Warum ist dieses Klischee so wahr?

8 Antworten

Von Experte Angel1112 bestätigt

Ich weiß schon, was du meinst. Oft kommen solche Mädchen aus sehr einfachen, wenig gebildeten und finanziell nicht auf Rosen gebetteten Familien, wo die Eltern zwar auch nur auf der Hauptschule waren, aber generell nach Höherem streben und sich über den Filius definieren. Das beginnt, dass sie die Kinder dermaßen auf selbstbewusste Arroganz nach dem Schema "meine kleine Prinzessin" trimmen, dass so etwas dann das Resultat der Erziehung ist. Abi und Studium müssen sein, Jura oder Medizin, und alle sollen zu einem aufschauen; man macht noch Erasmus und geht für ein Jahr ins Ausland, lässt sich das Kindergeld ausbezahlen, um mit den "Reichen" mithalten zu können und beantragt jeden Zuschuss, der möglich ist; man walzt jeden Schritt so gnadenlos und omnipräsent auf Instagram und Facebook aus, dass die meisten nur noch genervt sind und wenn das Geld verbraucht ist, klimpert man mit den Augen oder droht mit "nicht mehr Heimkommen", dann geht die Show weiter.

Es sind in der Tat gerade die "Erstakademiker" aus Arbeiterfamilien, die sich so richtig was auf sich einbilden und scheinbar auf ihrer einen Wolke Sieben schweben, es allen zeigen, in ihrem Heimatdorf bei jeder Visite auf dicke Hose machen und groß reüssieren wollen, meist viel schlimmer als diejenigen, bei denen diese Karriere vorprogrammiert war, weil der Vater schon Arzt oder Anwalt oder Publizist gewesen ist. Ich habe eine Cousine, die als "Erstakademikerin" Jura studiert und bei der das ganz extrem ist - und schon deutlich über der Grenze des guten Geschmacks und dessen, was tolerabel ist.

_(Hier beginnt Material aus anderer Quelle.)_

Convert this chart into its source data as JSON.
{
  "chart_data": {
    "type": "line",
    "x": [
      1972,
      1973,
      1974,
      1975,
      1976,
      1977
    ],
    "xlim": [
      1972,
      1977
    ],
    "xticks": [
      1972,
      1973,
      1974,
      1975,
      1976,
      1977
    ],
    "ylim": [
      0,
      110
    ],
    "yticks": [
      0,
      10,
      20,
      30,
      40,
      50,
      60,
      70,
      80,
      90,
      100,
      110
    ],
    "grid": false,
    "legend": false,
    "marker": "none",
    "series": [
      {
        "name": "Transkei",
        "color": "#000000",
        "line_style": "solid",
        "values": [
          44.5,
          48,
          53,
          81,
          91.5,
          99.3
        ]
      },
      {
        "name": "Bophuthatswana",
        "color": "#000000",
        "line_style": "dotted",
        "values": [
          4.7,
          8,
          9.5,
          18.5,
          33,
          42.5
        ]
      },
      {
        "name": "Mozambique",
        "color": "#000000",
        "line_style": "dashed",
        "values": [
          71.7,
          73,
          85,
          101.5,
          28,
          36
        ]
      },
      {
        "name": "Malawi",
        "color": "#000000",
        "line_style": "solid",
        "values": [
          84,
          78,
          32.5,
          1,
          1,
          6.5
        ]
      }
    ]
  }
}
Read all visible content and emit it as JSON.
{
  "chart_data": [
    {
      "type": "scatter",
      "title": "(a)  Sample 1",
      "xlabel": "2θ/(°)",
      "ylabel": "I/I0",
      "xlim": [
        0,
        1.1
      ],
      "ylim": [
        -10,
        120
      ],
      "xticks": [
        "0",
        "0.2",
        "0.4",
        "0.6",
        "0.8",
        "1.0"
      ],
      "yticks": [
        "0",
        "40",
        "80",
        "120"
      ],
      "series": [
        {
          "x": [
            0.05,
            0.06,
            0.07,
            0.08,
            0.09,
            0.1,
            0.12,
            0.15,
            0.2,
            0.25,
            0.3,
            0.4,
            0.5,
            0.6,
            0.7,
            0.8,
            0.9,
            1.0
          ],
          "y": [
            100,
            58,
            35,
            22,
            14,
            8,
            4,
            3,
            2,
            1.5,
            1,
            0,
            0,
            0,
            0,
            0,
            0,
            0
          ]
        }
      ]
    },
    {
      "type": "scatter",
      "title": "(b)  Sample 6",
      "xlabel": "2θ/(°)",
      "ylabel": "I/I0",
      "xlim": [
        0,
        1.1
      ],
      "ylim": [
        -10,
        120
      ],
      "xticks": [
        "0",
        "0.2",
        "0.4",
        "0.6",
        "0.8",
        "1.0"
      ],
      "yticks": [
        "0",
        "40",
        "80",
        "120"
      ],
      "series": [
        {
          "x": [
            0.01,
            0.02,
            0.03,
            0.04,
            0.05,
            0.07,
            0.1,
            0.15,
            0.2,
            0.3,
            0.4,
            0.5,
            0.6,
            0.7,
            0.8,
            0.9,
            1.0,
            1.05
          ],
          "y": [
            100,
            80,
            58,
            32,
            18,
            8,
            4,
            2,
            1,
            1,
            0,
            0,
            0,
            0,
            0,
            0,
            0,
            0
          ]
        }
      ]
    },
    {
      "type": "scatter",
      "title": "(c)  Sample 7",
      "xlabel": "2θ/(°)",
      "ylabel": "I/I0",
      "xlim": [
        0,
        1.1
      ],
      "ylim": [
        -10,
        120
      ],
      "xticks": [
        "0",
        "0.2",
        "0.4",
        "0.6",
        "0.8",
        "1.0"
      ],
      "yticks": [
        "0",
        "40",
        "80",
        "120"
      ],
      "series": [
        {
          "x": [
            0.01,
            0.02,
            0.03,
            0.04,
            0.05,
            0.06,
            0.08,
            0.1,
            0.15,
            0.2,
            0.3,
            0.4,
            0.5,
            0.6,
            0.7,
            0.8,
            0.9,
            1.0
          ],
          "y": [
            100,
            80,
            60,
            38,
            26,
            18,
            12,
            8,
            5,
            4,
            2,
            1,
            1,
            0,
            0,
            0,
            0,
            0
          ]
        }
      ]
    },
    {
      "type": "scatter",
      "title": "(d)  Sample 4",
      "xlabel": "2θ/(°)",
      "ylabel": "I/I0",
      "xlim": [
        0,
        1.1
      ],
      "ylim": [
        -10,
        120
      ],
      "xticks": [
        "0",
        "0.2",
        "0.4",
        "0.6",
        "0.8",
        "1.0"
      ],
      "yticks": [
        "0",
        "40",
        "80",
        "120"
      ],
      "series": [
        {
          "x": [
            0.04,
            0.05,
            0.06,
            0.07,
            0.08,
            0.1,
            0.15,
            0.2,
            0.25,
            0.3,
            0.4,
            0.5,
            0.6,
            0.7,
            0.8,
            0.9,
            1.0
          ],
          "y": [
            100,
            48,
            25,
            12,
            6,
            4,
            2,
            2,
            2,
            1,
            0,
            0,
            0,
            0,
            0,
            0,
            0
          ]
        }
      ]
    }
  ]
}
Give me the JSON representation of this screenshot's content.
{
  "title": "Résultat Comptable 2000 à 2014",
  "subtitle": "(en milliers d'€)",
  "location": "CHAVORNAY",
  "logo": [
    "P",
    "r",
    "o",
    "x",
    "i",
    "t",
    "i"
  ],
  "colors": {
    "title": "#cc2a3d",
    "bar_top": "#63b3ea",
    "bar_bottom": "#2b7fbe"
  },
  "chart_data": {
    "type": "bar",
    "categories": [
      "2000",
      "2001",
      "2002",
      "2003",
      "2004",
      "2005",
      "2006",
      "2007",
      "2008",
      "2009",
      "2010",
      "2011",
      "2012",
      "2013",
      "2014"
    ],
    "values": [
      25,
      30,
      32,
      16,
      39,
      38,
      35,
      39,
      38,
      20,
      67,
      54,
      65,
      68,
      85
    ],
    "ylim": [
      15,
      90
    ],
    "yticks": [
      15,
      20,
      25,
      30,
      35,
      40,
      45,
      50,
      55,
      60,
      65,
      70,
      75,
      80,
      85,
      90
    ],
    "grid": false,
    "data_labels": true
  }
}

Wenn du auf "migrantische Familien" anspielst so sei gesagt, dass in diesen Kulturen Berufe wie Arzt, Jurist, Theologe oder Ähnliches sowie die Laufbahn als "guter Beamter" bzw. locker formuliert als "Staatsdiener" sehr hohes Ansehen genießen. Ich kenne sehr arme Familien muslimischer oder aramäischer Prägungen, wo es dem Vater sehr wichtig war, dass aus den Kindern "was wird" und unter größten Entbehrungen für die Eltern zumindest dem/der Ältesten das Abitur und ein Studium ermöglicht wurden. Aber da wird das Studium wirklich ernst genommen und nicht hinausposaunt, sondern wirklich gelernt und studiert, dass man möglichst früh fertig wird und die Familie ggf. mit Geld unterstützt.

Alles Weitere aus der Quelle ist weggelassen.